Alphabet Cloud Sales Hit $20 Billion

Sundar Pichai said, “Our AI models have great momentum,” and added, “We are bringing helpful AI into the hands of billions of people every day through our products and platforms.”

He was pointing to a business that is starting to show measurable demand, not just promises. Alphabet said its backlog nearly doubled from the prior quarter to over $460 billion, which suggests customers are lining up for more of the company’s cloud and AI capacity.

Meta Raises Spending to $145 Billion

Meta said rising component prices helped drive the increase in capital expenditures. The company does not sell cloud computing services, so its AI push is leaning on internal products and infrastructure rather than an external revenue line like Alphabet’s.

That difference showed up in the market reaction. Meta shares tumbled more than 6% after the announcement, and Mandeep Singh of Intelligence said, “Meta’s standalone app hasn’t had the amount of engagement.”
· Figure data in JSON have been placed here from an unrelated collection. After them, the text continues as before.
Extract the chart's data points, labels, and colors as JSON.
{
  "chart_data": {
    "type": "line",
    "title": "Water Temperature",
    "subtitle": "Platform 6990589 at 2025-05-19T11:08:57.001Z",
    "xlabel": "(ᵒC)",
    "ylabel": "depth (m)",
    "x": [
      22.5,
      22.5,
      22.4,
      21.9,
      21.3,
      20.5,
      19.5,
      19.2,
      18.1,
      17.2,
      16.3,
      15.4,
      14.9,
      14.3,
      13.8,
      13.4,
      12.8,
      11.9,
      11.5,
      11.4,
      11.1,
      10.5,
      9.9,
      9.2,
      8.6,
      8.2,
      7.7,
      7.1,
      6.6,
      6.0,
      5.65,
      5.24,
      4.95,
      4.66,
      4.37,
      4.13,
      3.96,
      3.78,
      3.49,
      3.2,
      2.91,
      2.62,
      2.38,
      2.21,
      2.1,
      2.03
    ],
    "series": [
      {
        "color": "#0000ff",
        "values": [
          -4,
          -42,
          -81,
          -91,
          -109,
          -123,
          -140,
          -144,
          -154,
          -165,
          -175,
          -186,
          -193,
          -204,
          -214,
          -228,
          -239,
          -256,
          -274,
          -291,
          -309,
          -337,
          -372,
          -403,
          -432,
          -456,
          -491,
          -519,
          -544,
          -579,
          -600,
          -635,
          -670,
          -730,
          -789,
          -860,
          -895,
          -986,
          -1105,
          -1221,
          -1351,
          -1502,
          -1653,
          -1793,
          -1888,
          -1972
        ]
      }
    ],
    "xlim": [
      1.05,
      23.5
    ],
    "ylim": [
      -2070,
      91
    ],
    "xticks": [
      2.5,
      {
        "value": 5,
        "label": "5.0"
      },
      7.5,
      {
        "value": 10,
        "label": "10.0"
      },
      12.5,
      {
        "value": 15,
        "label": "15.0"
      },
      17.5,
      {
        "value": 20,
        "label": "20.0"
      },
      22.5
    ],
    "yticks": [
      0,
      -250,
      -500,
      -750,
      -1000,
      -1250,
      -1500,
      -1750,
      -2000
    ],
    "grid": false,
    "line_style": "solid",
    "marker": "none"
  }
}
Zuckerberg Faces Investor Skepticism

Mark Zuckerberg told analysts, “we have a sense of the shape of where things need to be,” and said his answers to analysts might be “unfulfilling.”

The contrast is the real story for investors tracking AI spend. Alphabet paired heavier demand with a stronger quarter, while Meta asked the market to absorb a bigger spending plan without giving a precise map for how each AI product will be cultivated.

The unanswered issue is whether Meta can turn that larger budget into the kind of user engagement and operating proof that Alphabet just showed in cloud and consumer AI services.